Музейный роман - Григорий Ряжский
Шрифт:
Интервал:
Закладка:
Позже начался другой отсчёт, следующий, возникший уже не только как следствие прочитанного и осмысленного, но и как результат отсмотренного за первую пару лет, когда предмет её нового неугасного интереса ожил и заговорил образами, символами, знаками, кодами. Она, хоть порой и было физически невыносимо, принялась посещать выставки, поглощая, впитывая всё, чему не находилось места в экспозициях родного музея. У матроны-то авангард был явно не в чести, или, как уже потом сообразила Иванова, посмотрев старуху в первом возможном приближении, всё было даже не так. Не вполне так. Она ж не сама по себе русский авангард недооценивала и по этой причине чаще держала запас в «могильнике». Она скорей больше недолюбливала его отчаянных апологетов в лице неуступчивых и слишком самостоятельных искусствоведов. Всё те же Сарафьянов, Карминский, Штерингас и прочие гранды от искусствоведения, порою не скрывающие саркастического настроя насчёт бабушкиного руководства одним из первейших очагов отечественной культуры, должны были знать своё место. И место это, в том числе, зависело от неё, матроны Всесвятской. Вот почему она, учуяв волчьим своим нюхом быстро растущую фигуру Алабина, решила не напрямую, но притянуть-таки его к себе, впустив в круг условно приближённых персон. Алабин этот — он же по смежному делу Алабян — был другой, не как те. Не глупей и не менее талантлив, зато куда как гибче, податливей. Именно поэтому Лев Арсеньевич стоял к её владыческому устройству несравнимо выгодней прочих кандидатов на сближение. Притом что прекрасно ведала: и этот — «авангардист», к тому же не случайный, а по самой что ни на есть сути, по прикипелости души к авангардному искусству начала двадцатого века, по исконной преданности самой теме.
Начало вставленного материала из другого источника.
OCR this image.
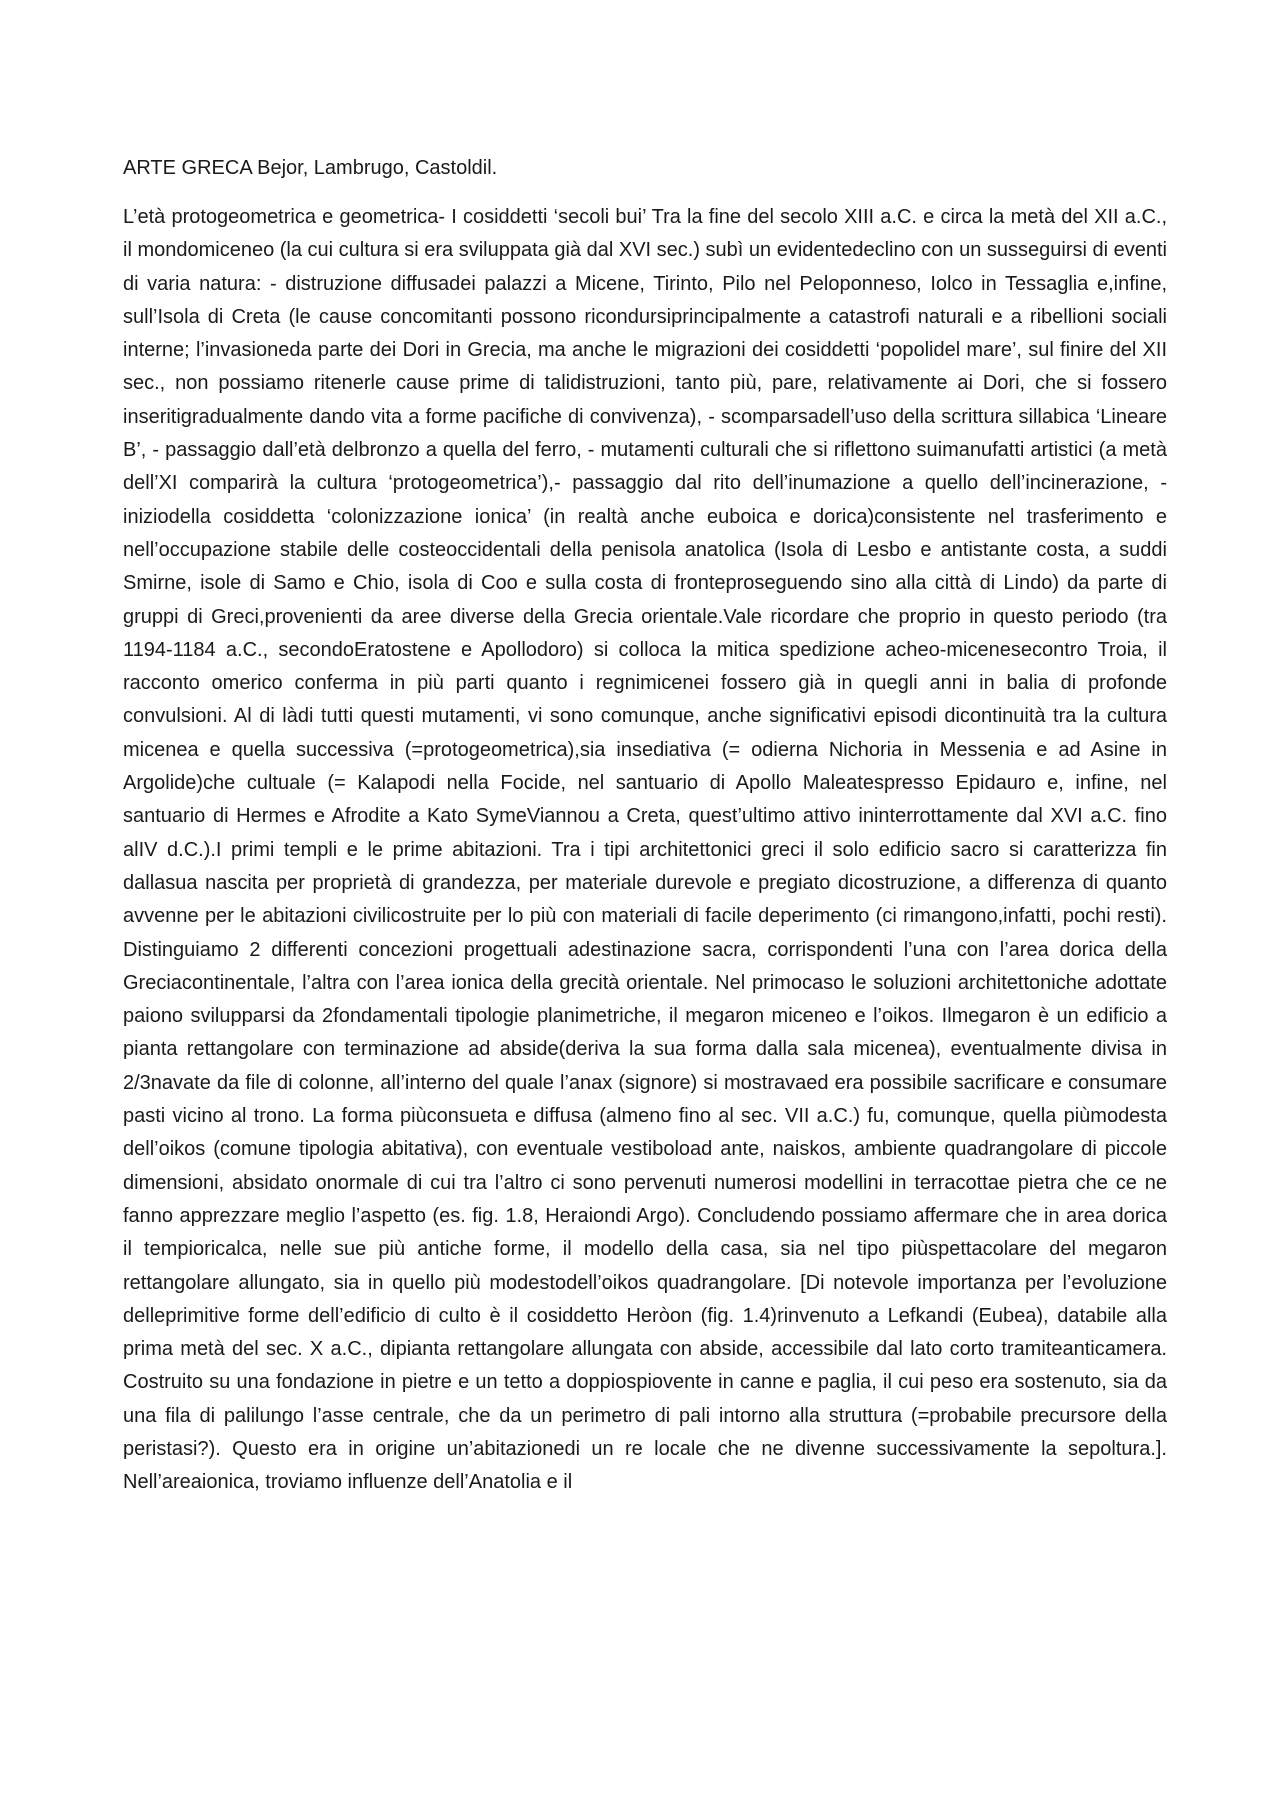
ARTE GRECA Bejor, Lambrugo, Castoldil.

L’età protogeometrica e geometrica- I cosiddetti ‘secoli bui’ Tra la fine del secolo XIII a.C. e circa la metà del XII a.C., il mondomiceneo (la cui cultura si era sviluppata già dal XVI sec.) subì un evidentedeclino con un susseguirsi di eventi di varia natura: - distruzione diffusadei palazzi a Micene, Tirinto, Pilo nel Peloponneso, Iolco in Tessaglia e,infine, sull’Isola di Creta (le cause concomitanti possono ricondursiprincipalmente a catastrofi naturali e a ribellioni sociali interne; l’invasioneda parte dei Dori in Grecia, ma anche le migrazioni dei cosiddetti ‘popolidel mare’, sul finire del XII sec., non possiamo ritenerle cause prime di talidistruzioni, tanto più, pare, relativamente ai Dori, che si fossero inseritigradualmente dando vita a forme pacifiche di convivenza), - scomparsadell’uso della scrittura sillabica ‘Lineare B’, - passaggio dall’età delbronzo a quella del ferro, - mutamenti culturali che si riflettono suimanufatti artistici (a metà dell’XI comparirà la cultura ‘protogeometrica’),- passaggio dal rito dell’inumazione a quello dell’incinerazione, - iniziodella cosiddetta ‘colonizzazione ionica’ (in realtà anche euboica e dorica)consistente nel trasferimento e nell’occupazione stabile delle costeoccidentali della penisola anatolica (Isola di Lesbo e antistante costa, a suddi Smirne, isole di Samo e Chio, isola di Coo e sulla costa di fronteproseguendo sino alla città di Lindo) da parte di gruppi di Greci,provenienti da aree diverse della Grecia orientale.Vale ricordare che proprio in questo periodo (tra 1194-1184 a.C., secondoEratostene e Apollodoro) si colloca la mitica spedizione acheo-micenesecontro Troia, il racconto omerico conferma in più parti quanto i regnimicenei fossero già in quegli anni in balia di profonde convulsioni. Al di làdi tutti questi mutamenti, vi sono comunque, anche significativi episodi dicontinuità tra la cultura micenea e quella successiva (=protogeometrica),sia insediativa (= odierna Nichoria in Messenia e ad Asine in Argolide)che cultuale (= Kalapodi nella Focide, nel santuario di Apollo Maleatespresso Epidauro e, infine, nel santuario di Hermes e Afrodite a Kato SymeViannou a Creta, quest’ultimo attivo ininterrottamente dal XVI a.C. fino alIV d.C.).I primi templi e le prime abitazioni. Tra i tipi architettonici greci il solo edificio sacro si caratterizza fin dallasua nascita per proprietà di grandezza, per materiale durevole e pregiato dicostruzione, a differenza di quanto avvenne per le abitazioni civilicostruite per lo più con materiali di facile deperimento (ci rimangono,infatti, pochi resti). Distinguiamo 2 differenti concezioni progettuali adestinazione sacra, corrispondenti l’una con l’area dorica della Greciacontinentale, l’altra con l’area ionica della grecità orientale. Nel primocaso le soluzioni architettoniche adottate paiono svilupparsi da 2fondamentali tipologie planimetriche, il megaron miceneo e l’oikos. Ilmegaron è un edificio a pianta rettangolare con terminazione ad abside(deriva la sua forma dalla sala micenea), eventualmente divisa in 2/3navate da file di colonne, all’interno del quale l’anax (signore) si mostravaed era possibile sacrificare e consumare pasti vicino al trono. La forma piùconsueta e diffusa (almeno fino al sec. VII a.C.) fu, comunque, quella piùmodesta dell’oikos (comune tipologia abitativa), con eventuale vestiboload ante, naiskos, ambiente quadrangolare di piccole dimensioni, absidato onormale di cui tra l’altro ci sono pervenuti numerosi modellini in terracottae pietra che ce ne fanno apprezzare meglio l’aspetto (es. fig. 1.8, Heraiondi Argo). Concludendo possiamo affermare che in area dorica il tempioricalca, nelle sue più antiche forme, il modello della casa, sia nel tipo piùspettacolare del megaron rettangolare allungato, sia in quello più modestodell’oikos quadrangolare. [Di notevole importanza per l’evoluzione delleprimitive forme dell’edificio di culto è il cosiddetto Heròon (fig. 1.4)rinvenuto a Lefkandi (Eubea), databile alla prima metà del sec. X a.C., dipianta rettangolare allungata con abside, accessibile dal lato corto tramiteanticamera. Costruito su una fondazione in pietre e un tetto a doppiospiovente in canne e paglia, il cui peso era sostenuto, sia da una fila di palilungo l’asse centrale, che da un perimetro di pali intorno alla struttura (=probabile precursore della peristasi?). Questo era in origine un’abitazionedi un re locale che ne divenne successivamente la sepoltura.]. Nell’areaionica, troviamo influenze dell’Anatolia e il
Ну а заодно и по искренне тёплому отношению к паре-тройке собратьев по искусствоведческому цеху.
Это было и хорошо, и не так уж, поскольку всё же оставляло шанс поставить не на того рысака. Но зато он был карманный человек от того самого же авангарда. «Заказной», в случае чего, понятливый, коль скоро надобность возникнет включиться куда надо, где от решения и участия зависеть будет уже не пустячное, не проходное, а наибольшее из главного, принципиальное. То самое, на чём стояла и дальше долго стоять ещё будет русская земля, — не отдать врагу коллекцию рисунков европейских мастеров из собрания Франца Венигса! Суметь наступить на горло себе же, пожертвовав «военным» авангардом. Доказать госкомиссии всю оплошность неверного шага, коль скоро той заблагорассудится паче чаяния ублажить кого-то из бессмысленных верхов, объяснив им, что никакое сиюминутное по меркам истории русское баловство не стоит бесценных европейских сокровищ.
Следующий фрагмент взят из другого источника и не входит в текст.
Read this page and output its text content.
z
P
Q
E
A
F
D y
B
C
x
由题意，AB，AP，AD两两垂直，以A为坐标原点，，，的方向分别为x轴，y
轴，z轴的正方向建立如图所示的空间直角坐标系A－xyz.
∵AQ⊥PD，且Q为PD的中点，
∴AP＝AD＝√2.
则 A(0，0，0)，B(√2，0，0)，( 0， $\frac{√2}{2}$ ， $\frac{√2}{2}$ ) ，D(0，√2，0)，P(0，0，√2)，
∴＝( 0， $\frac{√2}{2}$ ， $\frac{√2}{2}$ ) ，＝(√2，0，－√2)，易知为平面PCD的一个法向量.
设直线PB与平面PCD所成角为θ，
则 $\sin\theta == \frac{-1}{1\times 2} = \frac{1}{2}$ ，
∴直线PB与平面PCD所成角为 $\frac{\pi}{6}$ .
Имелся в арсенале бабушкином ещё и Темницкий, само собой. Тот, натурально пластилиновый уже по самой задумке природы, оказался бы ещё более кстати. Да только вот не имел нужного авторитета. Вообще никакого не имел, хотя и связями оброс по самые гланды, и службу знал как нельзя подходяще. Кой-чего Ева Александровна, конечно, выщупала для себя, из нового, но виделась ей картинка та неотчётливо, непрозрачно, с сильной мутью, с пятнами посторонних вбросов, идущих из ниоткуда в никуда и не имеющих прямой связи с объектом интереса. Слишком неблизко отстояла смотрящая от смотримой, не имелось ни дистанции для верного приближения, ни встречного намерения той стороны предъявить себя в случайных чьих-то познавательных целях. Так, разве что цепанула Иванова поблизости от неё пару мужчин недомашнего содержания, и то на смазке, первый из которых напоминал зама, Темницкого, другой же, вполне симпатичного вида, под сороковник, был вообще неизвестен. Ну и попутно кучка челяди крутилась подле директрисы, так же невнятно изображённая и ни для чего не нужная. В том числе, что немало удивило, мёртвая замша, всё с тем же возрожденческого колера сооружением на голове, хитрованской задумчивой улыбкой и строгими холодными глазами бесцветного окраса.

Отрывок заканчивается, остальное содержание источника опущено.